One of Mr Karimov's daughters, Lola Karimova-Tillyaeva, posted a black square on Instagram with the words: "He left us... I choose my words and cannot believe it myself..."
Earlier, Turkish Prime Minister Binali Yildirim broke news of the death at a televised meeting of his cabinet.
Reports from diplomatic sources suggested several regional leaders were making plans to visit Samarkand for the funeral.
Prime Minister Dmitry Medvedev is expected to represent Russia.
How rumours grew:
- Sunday: President Karimov "receiving in-patient treatment", Uzbek cabinet of ministers announces
- Monday: Daughter Lola Karimova-Tillyaeva writes on Instagram that he has suffered a brain haemorrhage
- Wednesday: Government cancels some celebrations for independence day on Thursday
- Thursday: Mr Karimov's independence day speech read out on state TV by a presenter
- Friday: Government confirms death
Some human rights groups say the Uzbek government is one of the most repressive in the world, notably after a crackdown in the eastern city of Andijan in 2005, when hundreds were killed.
Mr Karimov's followers argue that curbs on freedom are a small price to pay for law and order.

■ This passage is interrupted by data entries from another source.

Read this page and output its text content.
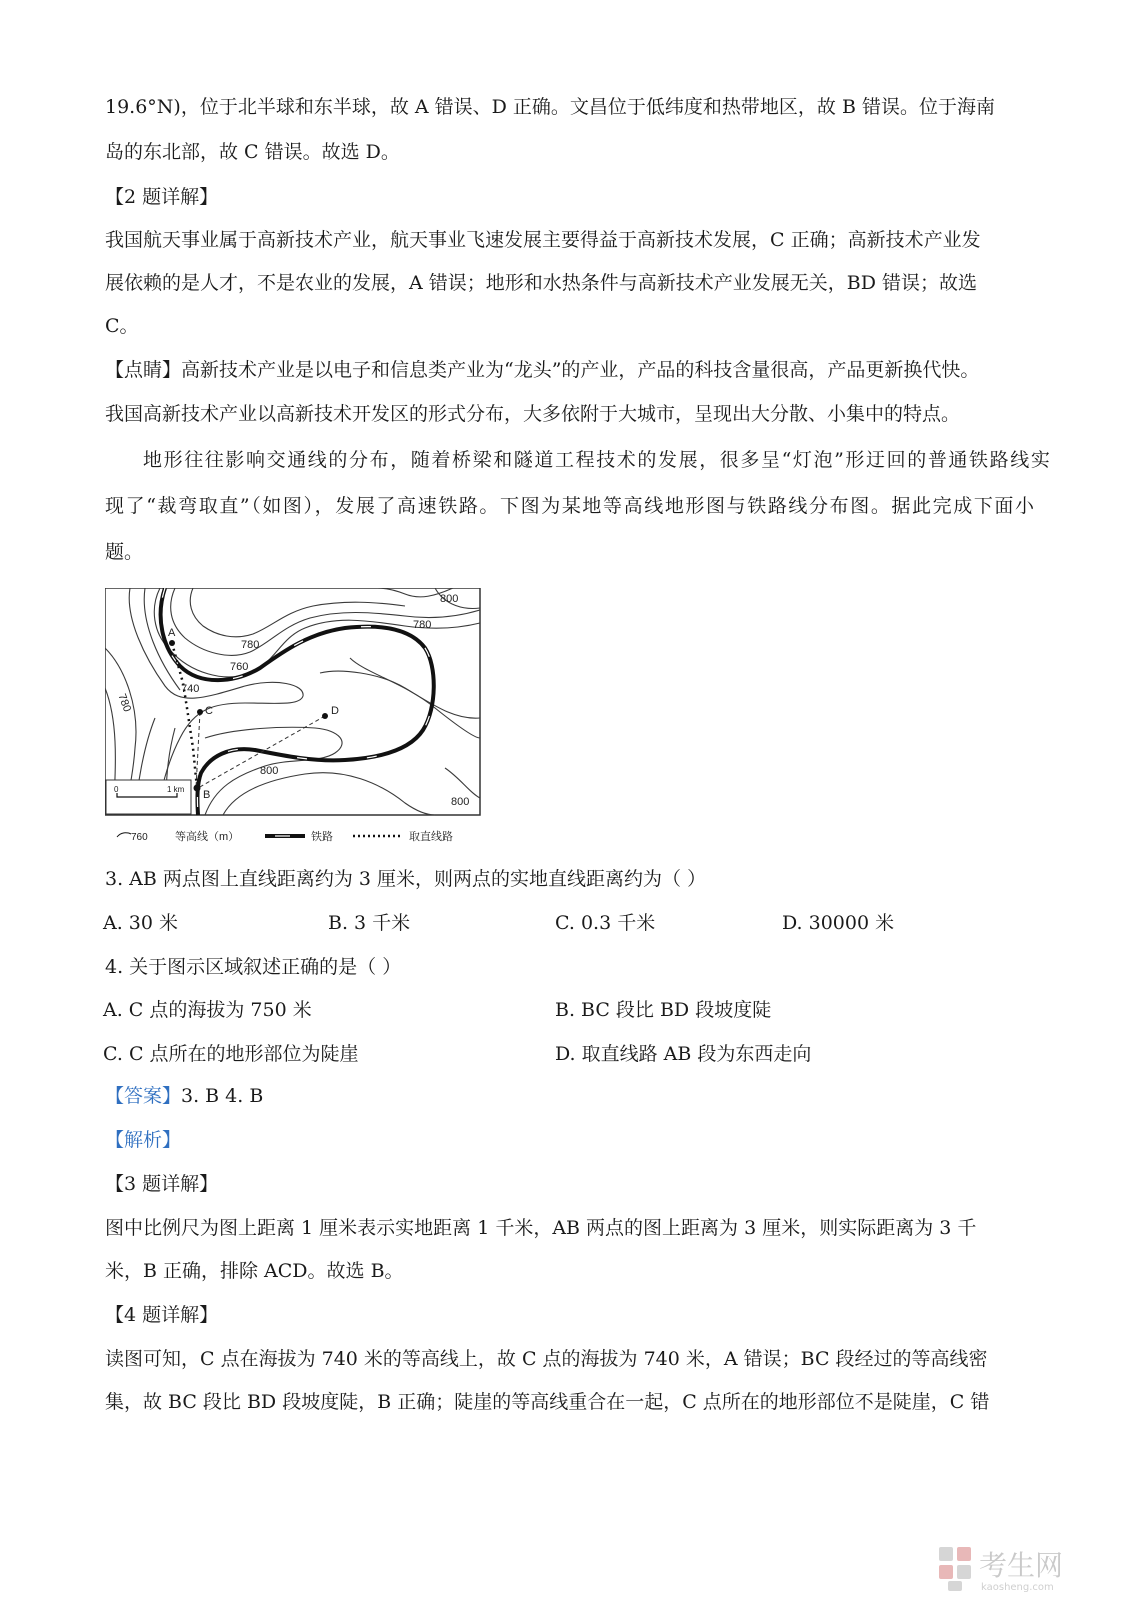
19.6°N)，位于北半球和东半球，故 A 错误、D 正确。文昌位于低纬度和热带地区，故 B 错误。位于海南
岛的东北部，故 C 错误。故选 D。
【2 题详解】
我国航天事业属于高新技术产业，航天事业飞速发展主要得益于高新技术发展，C 正确；高新技术产业发
展依赖的是人才，不是农业的发展，A 错误；地形和水热条件与高新技术产业发展无关，BD 错误；故选
C。
【点睛】高新技术产业是以电子和信息类产业为“龙头”的产业，产品的科技含量很高，产品更新换代快。
我国高新技术产业以高新技术开发区的形式分布，大多依附于大城市，呈现出大分散、小集中的特点。
地形往往影响交通线的分布，随着桥梁和隧道工程技术的发展，很多呈“灯泡”形迂回的普通铁路线实
现了“裁弯取直”（如图），发展了高速铁路。下图为某地等高线地形图与铁路线分布图。据此完成下面小
题。
A
B
C	D
800
780
780
760
740
780
800
800
0	1 km
760 等高线（m）	铁路	取直线路
3. AB 两点图上直线距离约为 3 厘米，则两点的实地直线距离约为（ ）
A. 30 米	B. 3 千米	C. 0.3 千米	D. 30000 米
4. 关于图示区域叙述正确的是（ ）
A. C 点的海拔为 750 米	B. BC 段比 BD 段坡度陡
C. C 点所在的地形部位为陡崖	D. 取直线路 AB 段为东西走向
【答案】3. B 4. B
【解析】
【3 题详解】
图中比例尺为图上距离 1 厘米表示实地距离 1 千米，AB 两点的图上距离为 3 厘米，则实际距离为 3 千
米，B 正确，排除 ACD。故选 B。
【4 题详解】
读图可知，C 点在海拔为 740 米的等高线上，故 C 点的海拔为 740 米，A 错误；BC 段经过的等高线密
集，故 BC 段比 BD 段坡度陡，B 正确；陡崖的等高线重合在一起，C 点所在的地形部位不是陡崖，C 错
考生网
kaosheng.com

"Yes of course, it's a price for stability, because we see what is happening now in Syria, in Iraq, in Yemen, in Afghanistan and even in Europe - you cannot defend yourself from the terrorist attacks," Sherzod Igamberdiev, a lawyer in Tashkent, told BBC News.
"If you put all your efforts into stopping terrorism, you will have criticism, but we live here, we know the situation on the inside, we are satisfied with him, we love him."
Analysts say Mr Karimov has played Russia, China and the West against each other to keep Uzbekistan from total isolation and to receive limited US aid.
Strains in relations with Moscow have appeared intermittently, notably when Tashkent suspended its membership of a Russian-led military alliance, the Collective Security Treaty Organisation. In 2014, Russia wrote off most of Uzbekistan's foreign debt to Moscow, forgiving $865m.